A new paper from Zhiqi Ai and colleagues at Shanghai University presents DMA-KWS, a robust framework for user-defined keyword spotting. The system tackles three persistent challenges: confusing similar-sounding words, inconsistent performance across different speakers, and high data requirements for reliable wake-word detection. DMA-KWS employs a dual-stage matching pipeline: first, CTC (Connectionist Temporal Classification) decoding with streaming phoneme search locates candidate segments; then, a QbyT (Query-by-Text) with phoneme matcher performs fine-grained verification. This two-step process dramatically improves discrimination of confusable keywords.
For personalization, DMA-KWS uses multi-modal enrollment—fusing user-specific speech with text embeddings—which consistently outperforms text-only enrollment in speaker-dependent settings. The framework also includes a parameter-efficient continual adaptation mechanism that updates only 187k parameters using synthetic and real data, making it ideal for on-device use. On the LibriPhrase Hard subset, DMA-KWS achieves state-of-the-art performance with 97.85% AUC and 6.13% Equal Error Rate. The paper, accepted by IEEE/ACM Transactions on Audio, Speech, and Language Processing (TASLP), includes 14 pages of detailed experiments and analysis.

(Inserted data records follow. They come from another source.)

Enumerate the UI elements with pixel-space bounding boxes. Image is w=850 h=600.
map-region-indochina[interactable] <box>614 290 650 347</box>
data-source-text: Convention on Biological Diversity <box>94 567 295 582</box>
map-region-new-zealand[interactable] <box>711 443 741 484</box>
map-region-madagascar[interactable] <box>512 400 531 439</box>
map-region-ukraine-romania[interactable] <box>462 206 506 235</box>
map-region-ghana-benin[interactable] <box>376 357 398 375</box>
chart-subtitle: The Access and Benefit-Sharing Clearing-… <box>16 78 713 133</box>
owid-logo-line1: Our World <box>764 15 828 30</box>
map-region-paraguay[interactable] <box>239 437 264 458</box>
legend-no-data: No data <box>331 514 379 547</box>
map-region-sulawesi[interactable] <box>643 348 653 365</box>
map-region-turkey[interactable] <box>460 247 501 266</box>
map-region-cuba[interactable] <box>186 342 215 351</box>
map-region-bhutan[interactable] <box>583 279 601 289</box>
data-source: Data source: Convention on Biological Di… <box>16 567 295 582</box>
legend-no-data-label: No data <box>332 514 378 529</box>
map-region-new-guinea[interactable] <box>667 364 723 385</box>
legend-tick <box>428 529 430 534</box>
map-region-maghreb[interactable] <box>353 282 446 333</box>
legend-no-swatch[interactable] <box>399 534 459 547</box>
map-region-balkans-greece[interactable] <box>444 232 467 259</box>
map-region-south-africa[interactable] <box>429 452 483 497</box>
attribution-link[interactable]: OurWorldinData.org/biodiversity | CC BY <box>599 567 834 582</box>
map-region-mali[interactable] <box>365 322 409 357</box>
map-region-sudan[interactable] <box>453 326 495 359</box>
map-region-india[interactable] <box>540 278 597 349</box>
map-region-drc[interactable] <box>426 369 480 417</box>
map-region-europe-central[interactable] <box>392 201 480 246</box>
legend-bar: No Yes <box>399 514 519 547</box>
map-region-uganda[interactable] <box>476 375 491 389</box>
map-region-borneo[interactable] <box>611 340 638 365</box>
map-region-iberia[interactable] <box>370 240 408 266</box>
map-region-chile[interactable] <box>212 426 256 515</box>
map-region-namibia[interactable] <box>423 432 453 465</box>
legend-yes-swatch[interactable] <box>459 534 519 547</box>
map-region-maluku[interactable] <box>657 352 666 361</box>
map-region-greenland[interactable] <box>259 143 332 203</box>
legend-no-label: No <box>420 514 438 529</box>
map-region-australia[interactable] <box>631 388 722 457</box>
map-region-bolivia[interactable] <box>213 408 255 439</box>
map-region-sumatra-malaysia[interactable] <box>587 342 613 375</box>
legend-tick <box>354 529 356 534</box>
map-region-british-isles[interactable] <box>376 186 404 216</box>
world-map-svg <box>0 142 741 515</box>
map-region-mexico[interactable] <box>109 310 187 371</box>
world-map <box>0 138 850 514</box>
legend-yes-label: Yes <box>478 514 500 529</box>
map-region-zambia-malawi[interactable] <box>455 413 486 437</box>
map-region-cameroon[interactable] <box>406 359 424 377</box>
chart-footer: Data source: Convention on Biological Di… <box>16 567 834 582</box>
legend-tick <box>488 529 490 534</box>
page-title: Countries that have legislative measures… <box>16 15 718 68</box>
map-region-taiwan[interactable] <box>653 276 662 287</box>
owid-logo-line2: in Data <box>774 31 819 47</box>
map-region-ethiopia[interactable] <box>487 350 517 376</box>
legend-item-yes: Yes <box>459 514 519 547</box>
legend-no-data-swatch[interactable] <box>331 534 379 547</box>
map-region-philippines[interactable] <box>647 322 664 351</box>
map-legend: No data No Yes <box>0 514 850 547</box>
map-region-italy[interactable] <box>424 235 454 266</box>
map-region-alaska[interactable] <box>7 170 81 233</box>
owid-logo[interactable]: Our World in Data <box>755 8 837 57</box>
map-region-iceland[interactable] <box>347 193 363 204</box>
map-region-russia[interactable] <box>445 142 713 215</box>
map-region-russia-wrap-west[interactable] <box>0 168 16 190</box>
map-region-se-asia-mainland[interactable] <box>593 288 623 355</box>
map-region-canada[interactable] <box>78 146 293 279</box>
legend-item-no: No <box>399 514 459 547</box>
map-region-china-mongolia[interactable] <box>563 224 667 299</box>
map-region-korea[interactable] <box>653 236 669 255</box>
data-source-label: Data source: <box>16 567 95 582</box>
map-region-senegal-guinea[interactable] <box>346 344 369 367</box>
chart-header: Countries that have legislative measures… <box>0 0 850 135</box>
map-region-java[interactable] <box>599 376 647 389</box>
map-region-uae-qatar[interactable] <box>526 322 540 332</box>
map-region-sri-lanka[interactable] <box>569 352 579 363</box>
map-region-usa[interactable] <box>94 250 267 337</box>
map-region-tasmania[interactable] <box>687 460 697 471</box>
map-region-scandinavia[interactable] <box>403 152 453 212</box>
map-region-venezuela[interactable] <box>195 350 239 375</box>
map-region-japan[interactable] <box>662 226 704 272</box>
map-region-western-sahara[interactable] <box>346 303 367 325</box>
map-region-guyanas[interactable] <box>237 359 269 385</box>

- Dual-stage matching (CTC + QbyT phoneme verification) cuts confusion between similar keywords
- Multi-modal enrollment fuses user speech and text, boosting speaker-dependent accuracy
- Lightweight adaptation uses only 187k parameters, enabling on-device deployment
Why It Matters
Enables personalized, low-cost wake-word recognition for smart assistants and voice interfaces.